Lisa Taddeo. Simon & Schuster, $27 (320p) ISBN 978-1-4516-4229-2
In her ambitious, if flawed, debut, journalist Taddeo reports on the risks women take to fulfill their sexual desires. The result of eight years and thousands of hours of interviews, the book describes how each of her three subjects is undone by an intimate relationship that eventually damaged her. Maggie, a troubled 23-year-old in Fargo, N.Dak., recalls how her high school English teacher seduced her at 17 after learning she’d slept with a man twice her age. When he’s named statewide teacher of the year five years later, she reports their affair to the police; townspeople quickly label her “a freaky slut.” Indiana wife and mother Lina, married to a man who refuses to kiss her, reconnects on Facebook with high school crush Aidan. Their affair, perfunctory on his end, is played out in parked cars while she becomes “a tangle of need and anxiety.” Forty-something Sloane, “beautiful and skinny,” runs a successful Newport, R.I., restaurant with her chef husband who chooses her sexual partners and watches them have sex.

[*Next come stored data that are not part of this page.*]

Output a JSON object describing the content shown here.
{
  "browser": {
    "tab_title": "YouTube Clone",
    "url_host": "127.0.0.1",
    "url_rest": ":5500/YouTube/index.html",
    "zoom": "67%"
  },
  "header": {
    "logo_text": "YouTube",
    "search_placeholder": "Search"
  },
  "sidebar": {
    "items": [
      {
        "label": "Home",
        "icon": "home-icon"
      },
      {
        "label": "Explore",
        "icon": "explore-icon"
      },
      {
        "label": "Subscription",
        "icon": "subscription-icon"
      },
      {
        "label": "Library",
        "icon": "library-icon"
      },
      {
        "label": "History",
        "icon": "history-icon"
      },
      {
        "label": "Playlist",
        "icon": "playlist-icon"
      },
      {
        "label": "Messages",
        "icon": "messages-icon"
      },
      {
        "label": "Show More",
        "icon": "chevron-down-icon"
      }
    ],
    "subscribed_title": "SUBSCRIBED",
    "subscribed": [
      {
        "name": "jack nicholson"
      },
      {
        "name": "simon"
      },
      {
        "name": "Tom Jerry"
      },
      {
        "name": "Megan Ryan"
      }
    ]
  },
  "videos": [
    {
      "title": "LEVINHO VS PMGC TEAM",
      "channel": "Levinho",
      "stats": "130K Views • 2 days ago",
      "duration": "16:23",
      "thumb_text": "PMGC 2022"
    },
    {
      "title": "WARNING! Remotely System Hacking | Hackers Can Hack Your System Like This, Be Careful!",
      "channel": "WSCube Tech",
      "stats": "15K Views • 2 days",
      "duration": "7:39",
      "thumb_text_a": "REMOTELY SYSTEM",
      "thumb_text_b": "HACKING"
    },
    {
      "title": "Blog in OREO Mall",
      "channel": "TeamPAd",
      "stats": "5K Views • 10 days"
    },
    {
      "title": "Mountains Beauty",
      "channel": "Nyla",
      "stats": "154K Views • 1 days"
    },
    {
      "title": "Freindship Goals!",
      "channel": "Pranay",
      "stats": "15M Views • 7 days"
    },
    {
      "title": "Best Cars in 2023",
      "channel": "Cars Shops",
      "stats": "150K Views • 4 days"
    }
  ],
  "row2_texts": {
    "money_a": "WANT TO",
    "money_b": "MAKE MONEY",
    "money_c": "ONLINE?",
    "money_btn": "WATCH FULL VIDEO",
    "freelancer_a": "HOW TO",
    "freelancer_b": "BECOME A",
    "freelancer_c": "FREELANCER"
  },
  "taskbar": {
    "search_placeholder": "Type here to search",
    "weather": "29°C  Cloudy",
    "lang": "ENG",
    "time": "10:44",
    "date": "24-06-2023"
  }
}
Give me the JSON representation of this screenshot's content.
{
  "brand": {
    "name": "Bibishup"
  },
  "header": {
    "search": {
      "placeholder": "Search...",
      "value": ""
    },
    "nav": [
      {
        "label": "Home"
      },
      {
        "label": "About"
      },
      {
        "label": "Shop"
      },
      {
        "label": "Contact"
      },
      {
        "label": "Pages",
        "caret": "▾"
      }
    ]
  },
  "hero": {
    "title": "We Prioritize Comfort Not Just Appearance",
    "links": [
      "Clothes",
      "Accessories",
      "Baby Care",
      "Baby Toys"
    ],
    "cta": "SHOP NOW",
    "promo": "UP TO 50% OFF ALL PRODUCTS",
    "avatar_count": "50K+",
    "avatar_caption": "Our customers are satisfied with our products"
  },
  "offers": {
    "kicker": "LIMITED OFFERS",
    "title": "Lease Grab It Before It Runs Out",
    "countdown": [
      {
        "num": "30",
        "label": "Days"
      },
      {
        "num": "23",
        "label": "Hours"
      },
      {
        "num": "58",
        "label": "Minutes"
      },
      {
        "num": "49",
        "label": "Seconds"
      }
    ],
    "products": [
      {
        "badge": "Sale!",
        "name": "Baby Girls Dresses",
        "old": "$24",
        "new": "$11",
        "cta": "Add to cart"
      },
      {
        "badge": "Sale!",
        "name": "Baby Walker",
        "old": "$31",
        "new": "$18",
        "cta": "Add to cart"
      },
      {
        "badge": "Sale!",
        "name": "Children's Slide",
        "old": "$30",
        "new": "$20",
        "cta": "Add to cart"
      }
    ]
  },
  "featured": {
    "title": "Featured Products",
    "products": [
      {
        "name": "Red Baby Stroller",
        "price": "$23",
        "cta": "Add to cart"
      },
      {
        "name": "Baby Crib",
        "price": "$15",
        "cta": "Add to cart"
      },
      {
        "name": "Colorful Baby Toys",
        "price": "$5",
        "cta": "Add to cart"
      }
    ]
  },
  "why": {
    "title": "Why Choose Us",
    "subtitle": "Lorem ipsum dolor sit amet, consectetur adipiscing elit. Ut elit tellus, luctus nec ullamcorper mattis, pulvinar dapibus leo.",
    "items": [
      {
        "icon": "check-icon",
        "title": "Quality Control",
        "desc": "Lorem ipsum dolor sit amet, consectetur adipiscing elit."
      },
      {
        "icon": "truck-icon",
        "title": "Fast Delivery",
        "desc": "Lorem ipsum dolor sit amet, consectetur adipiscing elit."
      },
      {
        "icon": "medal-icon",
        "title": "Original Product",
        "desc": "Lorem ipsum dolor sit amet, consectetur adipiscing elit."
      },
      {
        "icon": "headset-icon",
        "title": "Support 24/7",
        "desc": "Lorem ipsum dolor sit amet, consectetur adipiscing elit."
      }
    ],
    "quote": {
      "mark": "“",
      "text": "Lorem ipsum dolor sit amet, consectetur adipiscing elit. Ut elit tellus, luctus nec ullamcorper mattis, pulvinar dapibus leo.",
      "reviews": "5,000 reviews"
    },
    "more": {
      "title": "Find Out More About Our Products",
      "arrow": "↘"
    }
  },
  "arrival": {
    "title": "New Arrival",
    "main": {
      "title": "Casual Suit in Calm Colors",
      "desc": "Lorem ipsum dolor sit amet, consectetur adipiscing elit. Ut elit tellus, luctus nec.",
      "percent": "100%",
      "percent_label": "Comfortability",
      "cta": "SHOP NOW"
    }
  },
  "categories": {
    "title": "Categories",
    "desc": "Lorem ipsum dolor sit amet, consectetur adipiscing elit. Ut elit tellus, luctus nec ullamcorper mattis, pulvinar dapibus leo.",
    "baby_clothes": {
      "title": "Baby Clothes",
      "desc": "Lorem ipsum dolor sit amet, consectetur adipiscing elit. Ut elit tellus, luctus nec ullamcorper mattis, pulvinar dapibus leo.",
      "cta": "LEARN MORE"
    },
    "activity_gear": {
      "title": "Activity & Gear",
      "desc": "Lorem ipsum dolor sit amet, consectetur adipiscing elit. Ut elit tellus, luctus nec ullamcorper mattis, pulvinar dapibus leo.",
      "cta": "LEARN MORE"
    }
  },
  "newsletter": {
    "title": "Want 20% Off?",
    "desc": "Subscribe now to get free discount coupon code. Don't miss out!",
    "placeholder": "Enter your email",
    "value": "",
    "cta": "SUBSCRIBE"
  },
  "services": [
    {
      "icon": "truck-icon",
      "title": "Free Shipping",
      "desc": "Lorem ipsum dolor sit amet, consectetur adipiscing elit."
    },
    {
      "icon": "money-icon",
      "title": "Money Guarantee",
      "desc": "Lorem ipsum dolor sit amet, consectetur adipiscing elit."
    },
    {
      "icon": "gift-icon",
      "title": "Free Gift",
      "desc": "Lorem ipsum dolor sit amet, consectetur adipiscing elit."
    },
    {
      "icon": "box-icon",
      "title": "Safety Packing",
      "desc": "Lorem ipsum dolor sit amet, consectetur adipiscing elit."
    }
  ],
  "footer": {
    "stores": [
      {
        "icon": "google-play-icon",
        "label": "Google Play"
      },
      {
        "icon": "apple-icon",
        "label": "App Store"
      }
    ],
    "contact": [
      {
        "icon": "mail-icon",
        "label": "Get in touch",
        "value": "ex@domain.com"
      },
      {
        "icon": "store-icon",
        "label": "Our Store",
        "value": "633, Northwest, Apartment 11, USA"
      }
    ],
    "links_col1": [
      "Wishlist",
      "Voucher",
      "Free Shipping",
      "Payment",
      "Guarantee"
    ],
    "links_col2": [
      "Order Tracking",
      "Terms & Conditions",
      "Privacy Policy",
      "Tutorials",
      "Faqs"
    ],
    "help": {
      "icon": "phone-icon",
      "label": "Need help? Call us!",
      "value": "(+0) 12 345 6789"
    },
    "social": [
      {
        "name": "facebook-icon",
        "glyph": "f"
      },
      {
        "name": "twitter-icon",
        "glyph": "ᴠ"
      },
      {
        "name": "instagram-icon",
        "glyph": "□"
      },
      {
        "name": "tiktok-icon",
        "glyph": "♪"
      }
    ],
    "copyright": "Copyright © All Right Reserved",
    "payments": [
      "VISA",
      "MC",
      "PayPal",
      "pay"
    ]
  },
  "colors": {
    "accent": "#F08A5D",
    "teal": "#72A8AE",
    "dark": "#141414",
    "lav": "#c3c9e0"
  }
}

Sloane believes her marriage to be secure yet had to “constantly reassess what kind of woman she was.” Unfortunately, all three feel underdeveloped, with no real insight into them or their lives outside of their sexual histories, and with little connective tissue between their stories. Taddeo’s immersive narrative is intense, but more voyeuristic than thoughtful. (July)

1. An Anonymous Girl

Greer Hendricks and Sarah Pekkanen. St. Martin’s, $27.99 (384p) ISBN 978-1-250-13373-1
Struggling Manhattan makeup artist Jessica Farris impulsively decides to chase some quick cash by lying her way into an NYU psychiatrist’s study—of ethics and morality, no less—in this slickly twisty psychological thriller from bestsellers Hendricks and Pekkanen (The Wife Between Us). Still shaky after a disturbing #MeToo encounter with a top theatrical producer that dashed her dream of doing stage makeup, the 28-year-old laps up the supportive attention from impossibly chic and self-confident Dr. Lydia Shields, whose second-person narrative alternates with Jessica’s first person. So when the therapist starts to enlist her in increasingly dicey real-life role-playing assignments, including trying to pick up specific targets, such as a stranger in a hotel bar, Jess pushes aside her doubts and goes along—until she hears some information too alarming to ignore about the fate of Dr. Shields’s previous protégé. The page-turner’s second half whizzes along at a furious pace, exploiting the dual perspectives for maximum tension. Though some of the gasp-worthy final twists require substantial character flip-flops, it’s a relatively minor sacrifice for major league suspense. Agent: Victoria Sanders, Victoria Sanders and Assoc. (Jan.)